Okay, that’s all I can think of off the top of my head. Given all the assholes I’ve dealt with, I’m sure I’m missing many, many other kinds. But for now, I’ll go with these. Now I just need to decide which one to unleash on the guy. Man, it’s hard to choose. But damn, is this going to be fun! Yan-kees suck! Yan-kees suck!

Permalink  |  7 Comments

7 Responses to “Oh, I’ll Be an Asshole… But What Kind of Asshole?”

  1. Jeff A says:

    That is a hard choice although maybe the button punching prick is the best of the bunch. Although you could go with the holier than thou prick comment which would go something like. “That game is exactly why I could never be a Yankees fan” It’s kinda good you slam the Yankee’s and don’t have to dedicate yourself to any other team.

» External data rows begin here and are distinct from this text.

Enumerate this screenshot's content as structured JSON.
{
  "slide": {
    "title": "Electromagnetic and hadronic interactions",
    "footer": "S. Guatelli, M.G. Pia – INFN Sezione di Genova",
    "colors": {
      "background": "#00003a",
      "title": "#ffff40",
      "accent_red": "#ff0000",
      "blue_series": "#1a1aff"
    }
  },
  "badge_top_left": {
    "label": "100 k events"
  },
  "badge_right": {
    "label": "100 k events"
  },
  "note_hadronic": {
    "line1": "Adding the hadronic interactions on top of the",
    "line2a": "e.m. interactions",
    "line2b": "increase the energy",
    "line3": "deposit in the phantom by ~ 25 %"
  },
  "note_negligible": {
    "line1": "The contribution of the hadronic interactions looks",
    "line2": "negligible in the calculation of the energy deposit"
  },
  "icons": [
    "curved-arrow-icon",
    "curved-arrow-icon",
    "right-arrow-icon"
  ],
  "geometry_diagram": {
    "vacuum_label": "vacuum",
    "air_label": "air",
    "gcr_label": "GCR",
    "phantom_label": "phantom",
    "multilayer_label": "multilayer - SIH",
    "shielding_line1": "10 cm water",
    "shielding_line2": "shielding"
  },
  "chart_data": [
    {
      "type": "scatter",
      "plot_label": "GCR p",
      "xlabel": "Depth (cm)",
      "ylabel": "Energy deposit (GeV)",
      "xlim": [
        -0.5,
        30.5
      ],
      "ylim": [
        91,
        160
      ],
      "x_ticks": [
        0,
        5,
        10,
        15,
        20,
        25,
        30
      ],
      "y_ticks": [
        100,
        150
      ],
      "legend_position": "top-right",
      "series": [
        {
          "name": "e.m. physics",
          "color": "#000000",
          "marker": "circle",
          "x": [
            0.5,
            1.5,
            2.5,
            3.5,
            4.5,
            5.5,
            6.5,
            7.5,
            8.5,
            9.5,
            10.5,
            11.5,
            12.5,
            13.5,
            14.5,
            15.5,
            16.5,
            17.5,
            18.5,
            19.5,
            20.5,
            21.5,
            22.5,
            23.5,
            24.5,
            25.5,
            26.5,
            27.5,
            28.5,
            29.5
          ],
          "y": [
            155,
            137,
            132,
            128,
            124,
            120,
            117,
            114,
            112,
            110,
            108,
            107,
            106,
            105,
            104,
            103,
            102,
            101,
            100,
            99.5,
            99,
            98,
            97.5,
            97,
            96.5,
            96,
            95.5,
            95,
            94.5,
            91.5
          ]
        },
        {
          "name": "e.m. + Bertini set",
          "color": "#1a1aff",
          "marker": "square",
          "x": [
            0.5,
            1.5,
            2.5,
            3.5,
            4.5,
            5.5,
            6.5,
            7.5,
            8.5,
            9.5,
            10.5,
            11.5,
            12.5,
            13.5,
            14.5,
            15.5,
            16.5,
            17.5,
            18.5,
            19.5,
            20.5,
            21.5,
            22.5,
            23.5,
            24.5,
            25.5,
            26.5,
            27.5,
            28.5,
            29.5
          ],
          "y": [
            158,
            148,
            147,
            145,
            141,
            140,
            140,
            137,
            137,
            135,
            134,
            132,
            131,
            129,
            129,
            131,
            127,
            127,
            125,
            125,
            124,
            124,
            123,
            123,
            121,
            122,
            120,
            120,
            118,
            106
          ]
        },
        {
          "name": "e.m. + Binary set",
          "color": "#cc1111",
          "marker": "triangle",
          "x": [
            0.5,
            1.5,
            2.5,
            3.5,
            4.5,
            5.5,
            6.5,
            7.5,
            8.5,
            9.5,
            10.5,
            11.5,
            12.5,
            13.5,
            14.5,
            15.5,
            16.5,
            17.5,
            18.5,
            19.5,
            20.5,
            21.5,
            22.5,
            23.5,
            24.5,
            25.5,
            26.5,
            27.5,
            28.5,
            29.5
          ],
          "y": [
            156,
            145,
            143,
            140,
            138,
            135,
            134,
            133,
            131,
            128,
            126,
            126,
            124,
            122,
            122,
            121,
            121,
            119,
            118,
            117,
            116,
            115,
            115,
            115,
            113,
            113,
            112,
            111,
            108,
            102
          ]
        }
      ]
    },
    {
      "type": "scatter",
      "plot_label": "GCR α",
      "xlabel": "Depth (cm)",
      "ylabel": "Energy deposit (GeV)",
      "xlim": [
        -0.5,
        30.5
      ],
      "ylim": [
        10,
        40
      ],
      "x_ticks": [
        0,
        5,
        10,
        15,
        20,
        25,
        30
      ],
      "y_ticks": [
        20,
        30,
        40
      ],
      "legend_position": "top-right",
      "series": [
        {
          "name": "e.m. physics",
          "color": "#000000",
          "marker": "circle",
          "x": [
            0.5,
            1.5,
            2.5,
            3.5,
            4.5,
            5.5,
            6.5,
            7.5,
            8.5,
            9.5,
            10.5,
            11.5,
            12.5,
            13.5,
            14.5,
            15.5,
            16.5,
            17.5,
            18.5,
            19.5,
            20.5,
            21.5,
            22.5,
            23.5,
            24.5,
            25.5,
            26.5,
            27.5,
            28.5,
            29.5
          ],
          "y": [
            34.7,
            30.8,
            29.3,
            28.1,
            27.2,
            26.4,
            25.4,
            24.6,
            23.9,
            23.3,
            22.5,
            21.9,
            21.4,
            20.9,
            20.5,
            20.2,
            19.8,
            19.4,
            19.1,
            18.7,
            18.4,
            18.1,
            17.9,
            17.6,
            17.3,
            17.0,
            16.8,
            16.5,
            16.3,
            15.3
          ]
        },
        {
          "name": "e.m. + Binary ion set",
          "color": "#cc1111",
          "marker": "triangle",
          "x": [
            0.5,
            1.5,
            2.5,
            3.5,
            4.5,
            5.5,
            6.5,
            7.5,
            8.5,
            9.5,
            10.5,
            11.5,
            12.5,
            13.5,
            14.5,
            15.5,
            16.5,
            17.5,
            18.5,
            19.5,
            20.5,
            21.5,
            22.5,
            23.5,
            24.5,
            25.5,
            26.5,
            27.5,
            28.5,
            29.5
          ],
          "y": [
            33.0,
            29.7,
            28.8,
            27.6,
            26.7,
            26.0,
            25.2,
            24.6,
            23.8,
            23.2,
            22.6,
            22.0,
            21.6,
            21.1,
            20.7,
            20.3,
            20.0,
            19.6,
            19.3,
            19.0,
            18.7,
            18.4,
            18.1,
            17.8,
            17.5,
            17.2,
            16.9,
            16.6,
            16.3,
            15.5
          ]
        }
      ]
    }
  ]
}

    Or how about the psycho prick. “Man someone should go ram a flaming bat up Clemens’s a$$” Alright that one is weak but I think naming their holy grail player and threatening him with bodily harm could be fun!

  2. theresa says:

    I personally like the Button-Punching Prick.

  3. P says:

    the button-punching prick. definately.

  4. Andy says:

    I have to agree with everyone. Button-Punching all the way. Normally I would never condone it, but this is a YANKEES fan we’re talking about.

    No mercy!

  5. Faye says:

    I’m torn between the Button-Punching Prick and the Aw-Shucks Shithead. Either way, shut the guy up!!

  6. Katie says:

    Seeing how much it annoyed my Yankee loving friends at work today the aw shucks shithead is the best in my book.

    I’m just glad that there won’t be a ticker tape parade in front of my office. The rally the day after game 7 was more than enough torture for me.

  7. Zoot says:

    ‘Know-It-All Numbnuts’ was my favorite. Laden with sarcasm, you can’t go wrong.